时卿终是没有开口辩驳,只是平静地、毫无波澜地,迎上谢九晏那双写满哀求的眼眸。
这沉默本身,便是最清晰的默认。
裴珏所言,句句属实。
而在谢九晏眼中,时卿此刻的反应,比任何言语都更具毁灭性。
他的眸光一瞬间失去了所有光彩,仿佛灵魂被先一步碾碎,徒留一具空茫濒死的躯壳。
“嗬……”
破碎绝望的抽气声从他喉间溢出,像是被无形的巨山狠狠砸断了脊梁,他再也支撑不住,身躯剧烈地颤抖了一下,缓缓地、彻底地匍匐下去。
胸前的伤处骤然撕裂,鲜血如决堤般涌出,在他身下洇开一片暗红,如同快速绽放又凋零的死亡之花。
看着蜷缩在血泊中、气息微弱的男子,许久,时卿双眉微微蹙起。
终究无法视若无睹。
她覆落眼帘,缓缓俯下身,平静地朝谢九晏探出手,准备将他扶起。
谢九晏的意识已在剧痛与失血的侵袭下模糊不清,却仍在时卿靠近的瞬间,捕捉到了那缕若有似无的冷香——
那是这百年间,她每次夜巡归来时,从未曾更改的气息。
如同烙印在灵魂最深处的本能,他猛地抬起那只沾满血污的手,死死攥住了她纤细的手腕!
指节如铁箍般深陷,力道之大,几乎要嵌入她的骨节深处。
“阿卿……”
时卿垂眸,却见谢九晏的薄唇微微翕动,大半面容依旧深埋在冰冷的尘埃与散乱的墨发之中,看不清神情。

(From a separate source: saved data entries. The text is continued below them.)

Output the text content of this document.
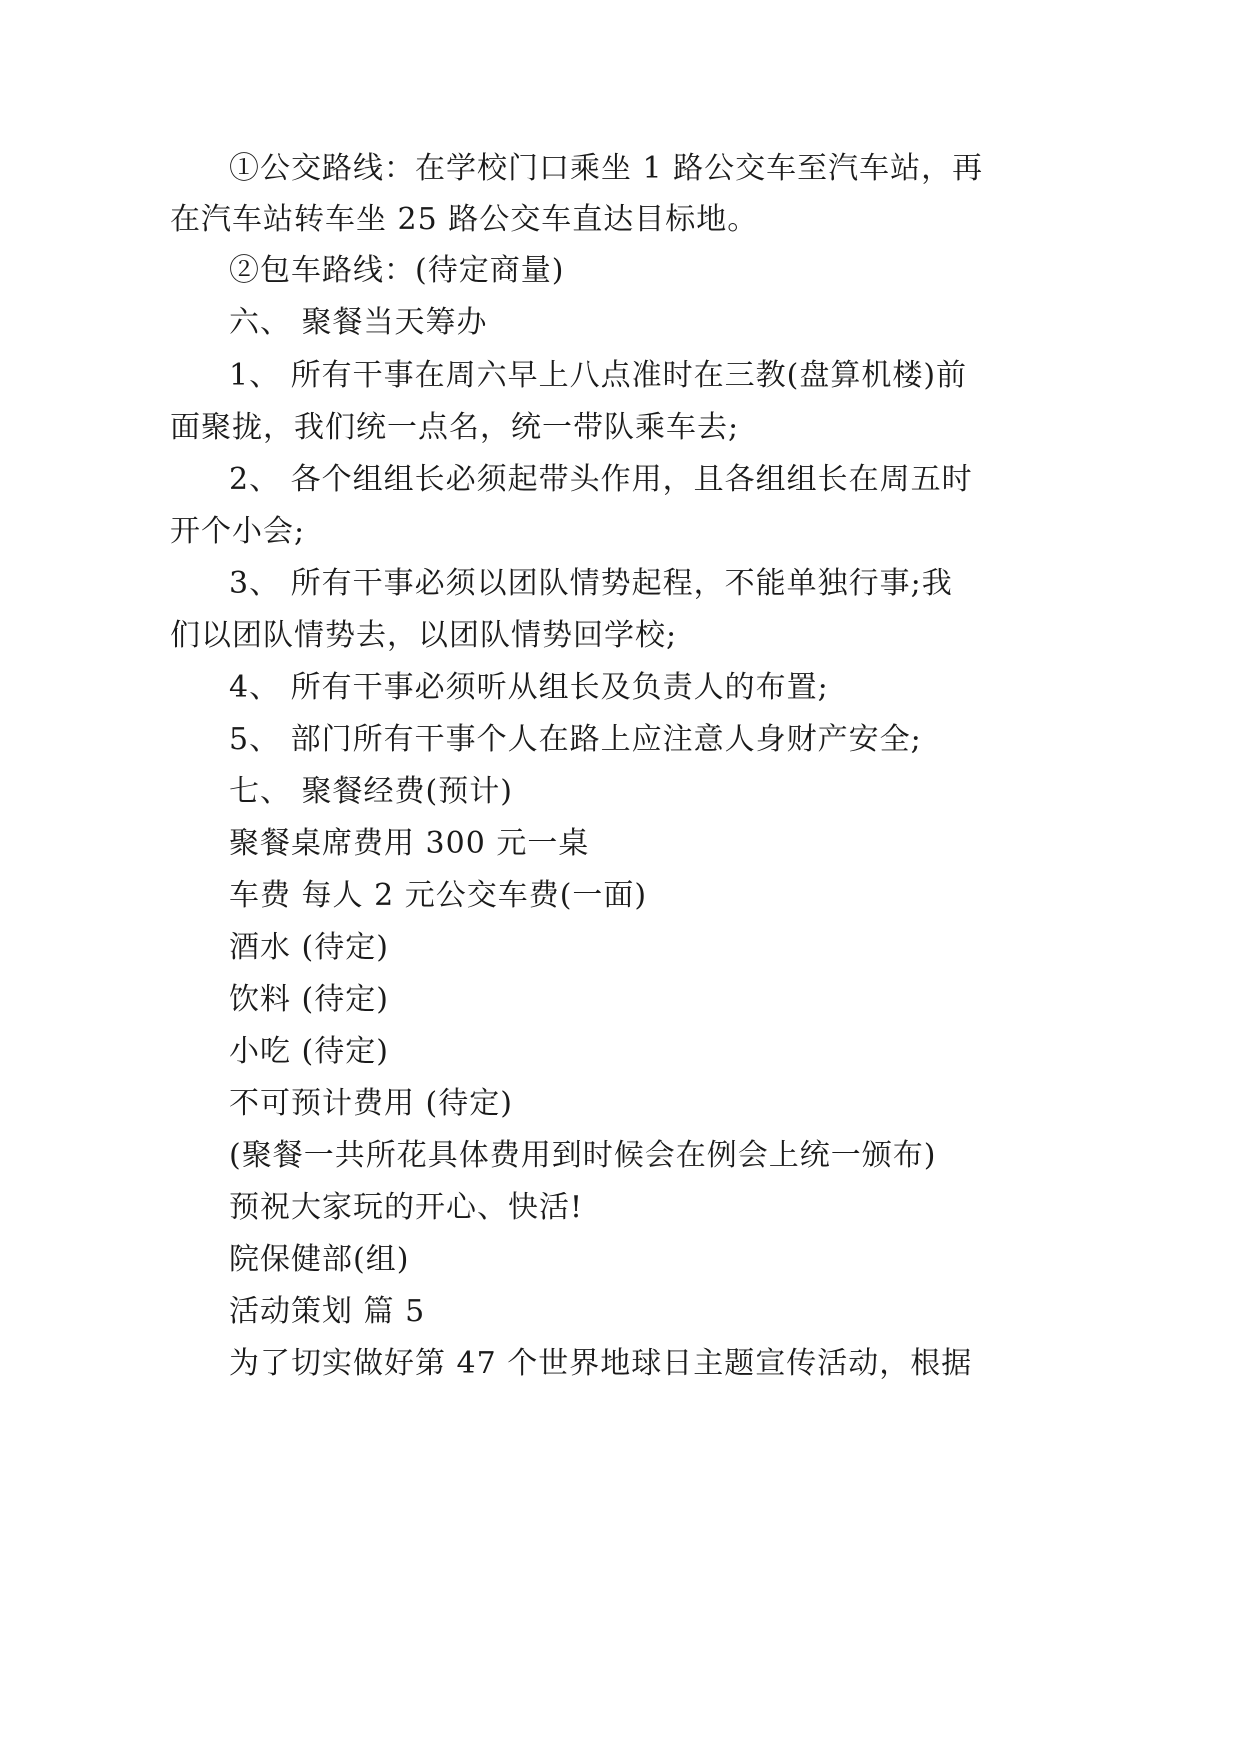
①公交路线：在学校门口乘坐 1 路公交车至汽车站，再
在汽车站转车坐 25 路公交车直达目标地。
②包车路线：(待定商量)
六、 聚餐当天筹办
1、 所有干事在周六早上八点准时在三教(盘算机楼)前
面聚拢，我们统一点名，统一带队乘车去;
2、 各个组组长必须起带头作用，且各组组长在周五时
开个小会;
3、 所有干事必须以团队情势起程，不能单独行事;我
们以团队情势去，以团队情势回学校;
4、 所有干事必须听从组长及负责人的布置;
5、 部门所有干事个人在路上应注意人身财产安全;
七、 聚餐经费(预计)
聚餐桌席费用 300 元一桌
车费 每人 2 元公交车费(一面)
酒水 (待定)
饮料 (待定)
小吃 (待定)
不可预计费用 (待定)
(聚餐一共所花具体费用到时候会在例会上统一颁布)
预祝大家玩的开心、快活!
院保健部(组)
活动策划 篇 5
为了切实做好第 47 个世界地球日主题宣传活动，根据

只有断断续续、如同风中残烛般微弱的呓语,颤抖着传入她的耳中。
“我错了……”
第53章
冰冷、粘腻、无边无际的黑暗。
谢九晏感觉自己沉入了一片深不见底的泥沼,每一次挣扎,那湿滑沉重的淤泥都更凶猛地裹缠上来,挤压着他的胸腔,掠夺着所剩无几的气息。
感官如同被毒蛇缚住,越收越紧,他越是奋力想要挣脱,越是下陷得更深、更快。
肺腑间灼痛蔓延,喉咙却发不出半点声响,唯有识海深处回荡着无声的尖啸——
放弃吧……
就这样沉沦下去吧。
这个念头如同附骨之疽,啃噬着他残余的清醒,终于,他不再抵抗,任由那黏稠的淤泥漫过口鼻,将最后一点神智也吞没殆尽……
就在意识即将彻底溃散的瞬间——
腕间蓦地一沉!
一只微凉如玉的手,轻而易举地穿透了所有的死寂,精准地攥住了他的腕骨。
下一瞬,原本纠缠不休的泥沼霎时偃息,谢九晏只觉身体一轻,仿佛被一股柔和却沛然的暖风托起,骤然远离了那片窒息之地。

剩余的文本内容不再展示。